I’m not sure I’d be able to identify the “secret ingredient” in this cornbread, but the sweet potato lent a delicious sweetness and a slight, but necessary, touch of moistness I find is often lacking in standard cornbread recipes. This is only 6 servings if you have extreme cornbread lovers. For us, it was more like 10. I’m sure the leftovers would have gotten eaten, rewarmed or made into croutons, but I left the cornbread in the pan and, I guess because it was so moist, it took on a bit of an irony (rusty?) tinge even though the pan, in fact, is well-seasoned and not rusted. Well, maybe I will need to re-season it some. So just as a precaution, I suggest leftovers be removed and stored, well-wrapped, in another container. I used yellow cornmeal because that’s what I had on hand and what I prefer. I don’t believe that made any difference in the execution of the recipe. I roasted the sweet potato for mashing the night before while cooking dinner. I mashed it and just took it out of the refrigerator when I took out the eggs. The recipe was quick and easy to follow.
My daughter and I love sweet potato biscuits so I knew I was going to have to try this cornbread. I’m normally not a lover of sugar in my cornbread, but it works with the sweet potatoes in this recipe. I did omit the pumpkin pie spice, though. We enjoyed ours by slicing into wedges and cutting them open and putting pats of butter inside. Very good. I used White Lily Self-rising cornmeal mix since that’s what I had in my pantry anyway.
I’ve tried all types of cornbread, and this one is a stand out—not only because of it’s luscious texture but because the sweetness is super with really spicy chili. I would use or omit the pumpkin pie spice depending on what you’re serving the bread with. I added about 1/8 teaspoon pumpkin pie spice and may add more if I make it again with Cincinnati chili as the flavor would complement the cinnamon and allspice in the chili. Otherwise I followed the directions precisely.[Trudy N.B.] This cornbread was moist and had just the right amount of sweetness for us. I used the pumpkin pie spice in mine and liked the addition. Everything came together nicely and quickly, assuming the sweet potatoes were already cooked. I served it with chili. This was a hit with our toddler, too. I think it could have used about 1/2 teaspoon more salt, but otherwise it’s a great recipe as written.

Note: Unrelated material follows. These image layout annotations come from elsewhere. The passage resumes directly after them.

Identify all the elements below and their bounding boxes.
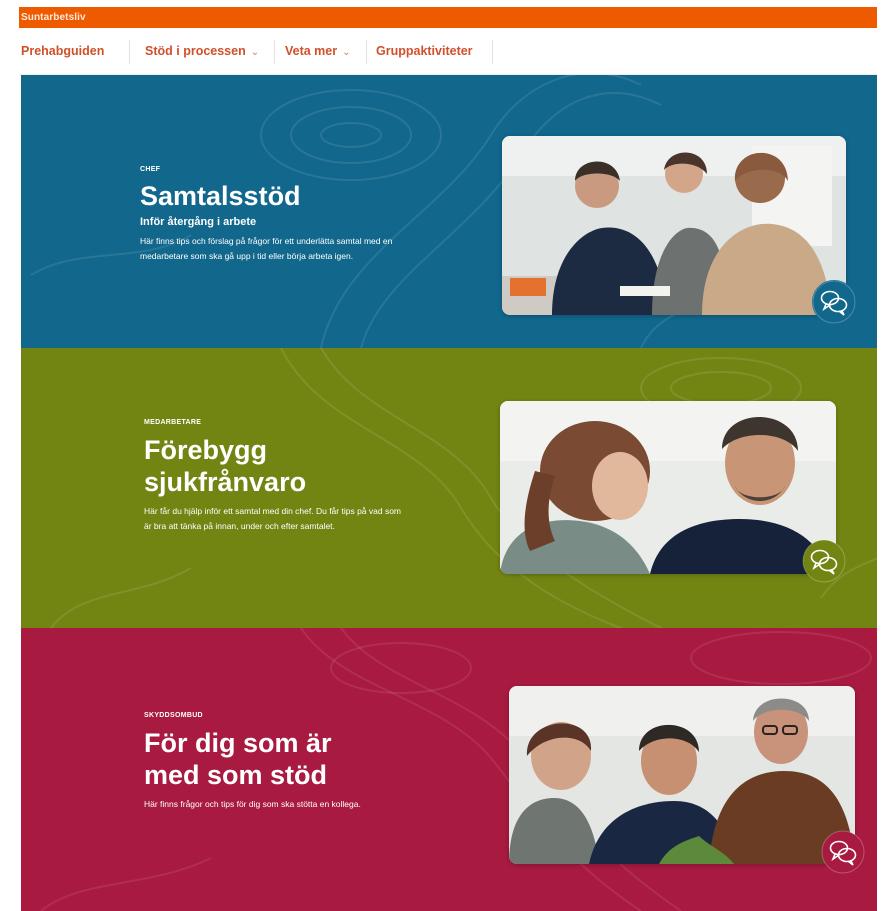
card-for-dig-som-ar-med-som-stod[interactable]: SKYDDSOMBUD För dig som är med som stöd … (21, 628, 877, 911)
card-text-block: MEDARBETARE Förebygg sjukfrånvaro Här få… (144, 419, 406, 534)
card-text-block: SKYDDSOMBUD För dig som är med som stöd … (144, 712, 399, 812)
card-eyebrow: SKYDDSOMBUD (144, 712, 203, 719)
nav-item-veta-mer[interactable]: Veta mer ⌄ (285, 28, 351, 74)
chat-bubbles-icon[interactable] (802, 539, 846, 583)
chevron-down-icon: ⌄ (342, 47, 351, 58)
card-title-line: Förebygg (144, 435, 268, 465)
card-photo-meeting (502, 136, 846, 315)
card-eyebrow: CHEF (140, 166, 161, 173)
nav-divider (492, 40, 493, 64)
main-navigation: Prehabguiden Stöd i processen ⌄ Veta mer ⌄… (19, 28, 877, 75)
nav-divider (366, 40, 367, 64)
card-eyebrow: MEDARBETARE (144, 419, 202, 426)
nav-item-label: Veta mer (285, 44, 338, 58)
card-title-line: sjukfrånvaro (144, 467, 307, 497)
card-title-line: med som stöd (144, 760, 328, 790)
card-title-line: För dig som är (144, 728, 332, 758)
card-subtitle: Inför återgång i arbete (140, 216, 257, 228)
card-title: För dig som är med som stöd (144, 727, 399, 791)
nav-item-label: Prehabguiden (21, 44, 105, 58)
nav-item-label: Gruppaktiviteter (376, 44, 473, 58)
card-forebygg-sjukfranvaro[interactable]: MEDARBETARE Förebygg sjukfrånvaro Här få… (21, 348, 877, 628)
nav-divider (129, 40, 130, 64)
nav-item-prehabguiden[interactable]: Prehabguiden (21, 28, 104, 74)
chevron-down-icon: ⌄ (250, 47, 260, 58)
chat-bubbles-icon[interactable] (812, 280, 856, 324)
nav-item-gruppaktiviteter[interactable]: Gruppaktiviteter (376, 28, 473, 74)
chat-bubbles-icon[interactable] (821, 830, 865, 874)
card-description: Här finns frågor och tips för dig som sk… (144, 799, 361, 809)
card-photo-group-support (509, 686, 855, 864)
brand-logo-text[interactable]: Suntarbetsliv (21, 12, 86, 23)
nav-divider (274, 40, 275, 64)
card-description: Här får du hjälp inför ett samtal med di… (144, 506, 402, 531)
nav-item-stod-i-processen[interactable]: Stöd i processen ⌄ (145, 28, 259, 74)
top-brand-bar: Suntarbetsliv (19, 7, 877, 28)
card-title: Samtalsstöd (140, 181, 301, 211)
card-description: Här finns tips och förslag på frågor för… (140, 236, 393, 261)
card-text-block: CHEF Samtalsstöd Inför återgång i arbete… (140, 166, 402, 264)
card-photo-conversation (500, 401, 836, 574)
card-samtalsstod[interactable]: CHEF Samtalsstöd Inför återgång i arbete… (21, 75, 877, 348)
card-title: Förebygg sjukfrånvaro (144, 434, 406, 498)
nav-item-label: Stöd i processen (145, 44, 246, 58)
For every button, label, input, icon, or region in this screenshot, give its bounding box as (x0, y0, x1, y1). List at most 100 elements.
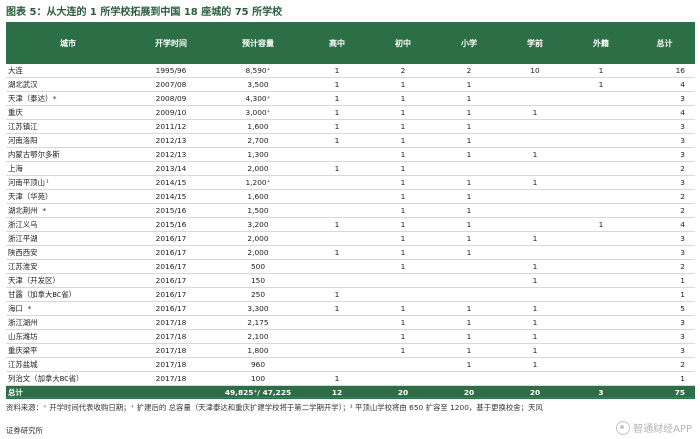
cell-foreign (568, 203, 634, 219)
watermark-logo-icon (616, 420, 631, 435)
cell-capacity: 3,000⁺ (212, 105, 304, 121)
cell-high (304, 189, 370, 205)
cell-city: 浙江平湖 (6, 231, 130, 247)
table-row: 湖北武汉 2007/08 3,500 1 1 1 1 4 (6, 77, 695, 93)
cell-capacity: 1,600 (212, 189, 304, 205)
cell-preschool: 1 (502, 329, 568, 345)
table-row: 江苏镇江 2011/12 1,600 1 1 1 3 (6, 119, 695, 135)
cell-city: 列治文（加拿大BC省） (6, 371, 130, 387)
cell-preschool (502, 217, 568, 233)
cell-city: 天津（华苑） (6, 189, 130, 205)
cell-primary: 1 (436, 119, 502, 135)
cell-city: 天津（开发区） (6, 273, 130, 289)
cell-preschool: 1 (502, 273, 568, 289)
cell-open-date: 2016/17 (130, 301, 212, 317)
footnote: 资料来源：⁺ 开学时间代表收购日期；⁺ 扩建后的 总容量（天津泰达和重庆扩建学校… (6, 403, 543, 412)
cell-city: 浙江湖州 (6, 315, 130, 331)
cell-row-total: 1 (634, 273, 695, 289)
cell-preschool: 1 (502, 105, 568, 121)
cell-preschool: 1 (502, 315, 568, 331)
cell-high (304, 315, 370, 331)
cell-middle (370, 287, 436, 303)
footnote-divider (6, 397, 695, 398)
cell-open-date: 2016/17 (130, 231, 212, 247)
cell-primary: 1 (436, 329, 502, 345)
cell-middle: 1 (370, 231, 436, 247)
cell-open-date: 1995/96 (130, 64, 212, 79)
cell-preschool (502, 133, 568, 149)
cell-preschool (502, 245, 568, 261)
header-total: 总计 (656, 38, 673, 48)
cell-city: 浙江义乌 (6, 217, 130, 233)
cell-preschool (502, 161, 568, 177)
cell-foreign (568, 147, 634, 163)
cell-city: 江苏镇江 (6, 119, 130, 135)
cell-row-total: 4 (634, 217, 695, 233)
cell-middle: 1 (370, 343, 436, 359)
cell-open-date: 2017/18 (130, 371, 212, 387)
table-row: 海口 * 2016/17 3,300 1 1 1 1 5 (6, 301, 695, 317)
cell-capacity: 1,200⁺ (212, 175, 304, 191)
cell-high: 1 (304, 91, 370, 107)
cell-capacity: 3,500 (212, 77, 304, 93)
cell-open-date: 2015/16 (130, 203, 212, 219)
cell-high: 1 (304, 217, 370, 233)
cell-foreign (568, 301, 634, 317)
cell-high: 1 (304, 77, 370, 93)
cell-open-date: 2017/18 (130, 343, 212, 359)
cell-capacity: 1,800 (212, 343, 304, 359)
cell-preschool (502, 91, 568, 107)
cell-row-total: 1 (634, 371, 695, 387)
cell-city: 湖北武汉 (6, 77, 130, 93)
cell-foreign (568, 245, 634, 261)
cell-primary (436, 371, 502, 387)
cell-row-total: 5 (634, 301, 695, 317)
cell-high: 1 (304, 105, 370, 121)
header-high-school: 高中 (329, 38, 345, 48)
cell-preschool: 1 (502, 231, 568, 247)
cell-primary: 1 (436, 189, 502, 205)
schools-table-wrap: 城市 开学时间 预计容量 高中 初中 小学 学前 外籍 总计 大连 1995/96… (6, 22, 695, 400)
cell-capacity: 960 (212, 357, 304, 373)
cell-city: 陕西西安 (6, 245, 130, 261)
cell-preschool: 1 (502, 357, 568, 373)
cell-row-total: 4 (634, 77, 695, 93)
cell-middle: 1 (370, 315, 436, 331)
cell-foreign (568, 287, 634, 303)
cell-primary: 1 (436, 133, 502, 149)
cell-row-total: 3 (634, 133, 695, 149)
cell-high (304, 343, 370, 359)
cell-preschool (502, 189, 568, 205)
cell-open-date: 2016/17 (130, 273, 212, 289)
cell-foreign (568, 175, 634, 191)
cell-row-total: 2 (634, 161, 695, 177)
header-foreign: 外籍 (593, 38, 609, 48)
cell-primary: 1 (436, 91, 502, 107)
cell-high: 1 (304, 287, 370, 303)
cell-middle: 1 (370, 175, 436, 191)
cell-capacity: 1,300 (212, 147, 304, 163)
cell-city: 大连 (6, 64, 130, 79)
cell-open-date: 2009/10 (130, 105, 212, 121)
cell-open-date: 2007/08 (130, 77, 212, 93)
table-row: 浙江湖州 2017/18 2,175 1 1 1 3 (6, 315, 695, 331)
header-city: 城市 (60, 38, 76, 48)
cell-row-total: 16 (634, 64, 695, 79)
cell-preschool: 1 (502, 147, 568, 163)
cell-middle: 1 (370, 161, 436, 177)
cell-open-date: 2008/09 (130, 91, 212, 107)
cell-open-date: 2012/13 (130, 147, 212, 163)
cell-foreign (568, 105, 634, 121)
cell-preschool (502, 119, 568, 135)
cell-foreign (568, 133, 634, 149)
cell-middle: 1 (370, 91, 436, 107)
cell-high (304, 203, 370, 219)
cell-open-date: 2017/18 (130, 357, 212, 373)
cell-preschool: 1 (502, 175, 568, 191)
cell-foreign: 1 (568, 217, 634, 233)
cell-row-total: 4 (634, 105, 695, 121)
table-row: 重庆梁平 2017/18 1,800 1 1 1 3 (6, 343, 695, 359)
cell-middle (370, 273, 436, 289)
cell-foreign (568, 119, 634, 135)
cell-open-date: 2016/17 (130, 245, 212, 261)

This is one of the richest, most flavorful cornbreads I have had in a long time. The sweet potato flavor was subtle, but it added a depth of flavor that contrasted nicely with the slight tang from the sour cream and the richness of the eggs and butter. I didn’t have self-rising cornmeal mix, so I made my own. I really hesitated to use the large amount of baking powder suggested in the substitution note. I decided to substitute 1 1/2 cups stoneground cornmeal, 1/2 cup all-purpose flour, 2 teaspoons baking powder, and 1 teaspoon salt. The cornbread rose high and was light and airy (or as airy as cornbread with stoneground cornmeal can be). I loved the bread, but I would hesitate to make it again, at least as written. If I’m going to invest in the calories of five eggs, a stick of butter and a cup of sour cream, it is going to be in a cake instead of cornbread. I might take the idea and incorporate sweet potatoes into my usual, much leaner, cornbread recipe. I might also take the concept and run with it, using a can of pumpkin instead of sweet potatoes. I did use the spice, but I substituted cinnamon for the pumpkin pie spice. We could hardly taste it. If I had to do it over again, I would increase the cinnamon or pumpkin pie spice to a full teaspoon.